Solving multicommodity flow problems by an approximation scheme

Abstract

We study an approximation scheme to solve minimum cost multicommodity flow problems to a relative accuracy of epsilon is an element of (0, 1]. The proposed scheme, which we shall call Algorithm A, is a bisection-based procedure, so it maintains an interval that contains the optimal value. At each iteration, Algorithm A defines a block angular sharing problem that is solved to a relative accuracy of O(epsilon). The computed solution defines the current approximation to an optimal solution and it is used by Algorithm A to throw away half of the current interval. It is shown that when Algorithm A no longer shrinks the current interval, the current solution solves the minimum cost multicommodity flow problem to the given accuracy epsilon. To compute approximate solutions to the sharing problems that Algorithm A defines, we propose using Algorithm L from [J. Villavicencio and M. D. Grigoriadis, Approximate Lagrangian decomposition with a modified Karmarkar logarithmic potential, in Network Optimization, Lecture Notes in Econom. and Math. Systems 450, Springer, Berlin, 1997, pp. 471-485], but we replace its fixed small step size by one computed using inexact line searches.
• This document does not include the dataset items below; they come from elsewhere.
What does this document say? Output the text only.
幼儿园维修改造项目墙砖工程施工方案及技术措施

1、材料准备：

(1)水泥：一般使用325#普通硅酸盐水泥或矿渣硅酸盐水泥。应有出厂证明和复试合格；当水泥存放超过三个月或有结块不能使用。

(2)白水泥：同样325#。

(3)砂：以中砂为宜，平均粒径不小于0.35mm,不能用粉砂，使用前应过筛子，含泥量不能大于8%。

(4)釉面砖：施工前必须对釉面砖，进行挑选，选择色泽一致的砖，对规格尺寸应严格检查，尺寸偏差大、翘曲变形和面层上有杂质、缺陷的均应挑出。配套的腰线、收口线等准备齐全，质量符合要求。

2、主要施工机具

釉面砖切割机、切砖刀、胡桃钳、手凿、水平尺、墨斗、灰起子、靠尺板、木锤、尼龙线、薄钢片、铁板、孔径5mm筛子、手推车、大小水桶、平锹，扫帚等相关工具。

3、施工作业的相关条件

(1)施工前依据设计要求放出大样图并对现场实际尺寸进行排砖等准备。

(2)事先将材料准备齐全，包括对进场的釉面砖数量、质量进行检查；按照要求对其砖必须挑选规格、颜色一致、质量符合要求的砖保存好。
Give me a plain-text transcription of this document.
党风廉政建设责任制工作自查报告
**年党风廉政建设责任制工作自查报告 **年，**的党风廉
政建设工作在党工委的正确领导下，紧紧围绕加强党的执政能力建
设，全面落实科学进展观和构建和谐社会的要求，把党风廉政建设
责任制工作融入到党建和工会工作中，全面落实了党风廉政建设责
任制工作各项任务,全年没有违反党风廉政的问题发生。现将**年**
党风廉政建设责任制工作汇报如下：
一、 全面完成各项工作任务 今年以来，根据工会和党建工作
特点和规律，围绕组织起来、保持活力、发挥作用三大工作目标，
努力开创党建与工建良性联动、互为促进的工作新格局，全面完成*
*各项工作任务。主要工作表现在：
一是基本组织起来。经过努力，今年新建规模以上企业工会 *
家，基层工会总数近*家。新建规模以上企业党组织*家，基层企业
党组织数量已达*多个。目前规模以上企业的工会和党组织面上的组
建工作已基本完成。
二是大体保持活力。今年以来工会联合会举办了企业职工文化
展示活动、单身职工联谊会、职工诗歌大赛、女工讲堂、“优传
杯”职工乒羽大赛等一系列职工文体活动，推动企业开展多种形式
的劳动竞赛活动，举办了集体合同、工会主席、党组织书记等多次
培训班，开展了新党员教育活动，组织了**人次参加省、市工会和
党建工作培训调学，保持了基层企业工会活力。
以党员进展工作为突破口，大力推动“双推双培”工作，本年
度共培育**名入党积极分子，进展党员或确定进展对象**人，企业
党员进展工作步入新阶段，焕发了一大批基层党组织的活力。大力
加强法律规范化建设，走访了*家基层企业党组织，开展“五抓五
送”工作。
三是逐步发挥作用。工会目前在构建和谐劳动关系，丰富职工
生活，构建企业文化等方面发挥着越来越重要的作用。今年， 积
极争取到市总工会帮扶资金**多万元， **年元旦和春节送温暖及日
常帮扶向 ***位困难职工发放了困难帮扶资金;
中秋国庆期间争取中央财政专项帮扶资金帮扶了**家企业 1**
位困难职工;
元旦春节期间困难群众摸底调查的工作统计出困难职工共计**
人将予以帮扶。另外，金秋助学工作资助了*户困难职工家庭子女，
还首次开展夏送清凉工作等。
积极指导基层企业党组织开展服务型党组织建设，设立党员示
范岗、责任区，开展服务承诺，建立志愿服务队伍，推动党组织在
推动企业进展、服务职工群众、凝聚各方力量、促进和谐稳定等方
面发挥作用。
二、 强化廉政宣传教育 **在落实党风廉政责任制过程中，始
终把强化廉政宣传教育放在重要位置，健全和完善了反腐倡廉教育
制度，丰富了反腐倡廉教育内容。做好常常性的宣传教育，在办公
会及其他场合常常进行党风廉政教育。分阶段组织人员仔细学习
This modi. cation allows large steps in Algorithm L. We show that the coordination complexities of Algorithm L and Algorithm L with inexact line searches are the same if these algorithms are applied to the block angular sharing problems defined by Algorithm A. This result is also true for block angular sharing problems with convex blocks and with coupling constraints given by nonnegative linear functions.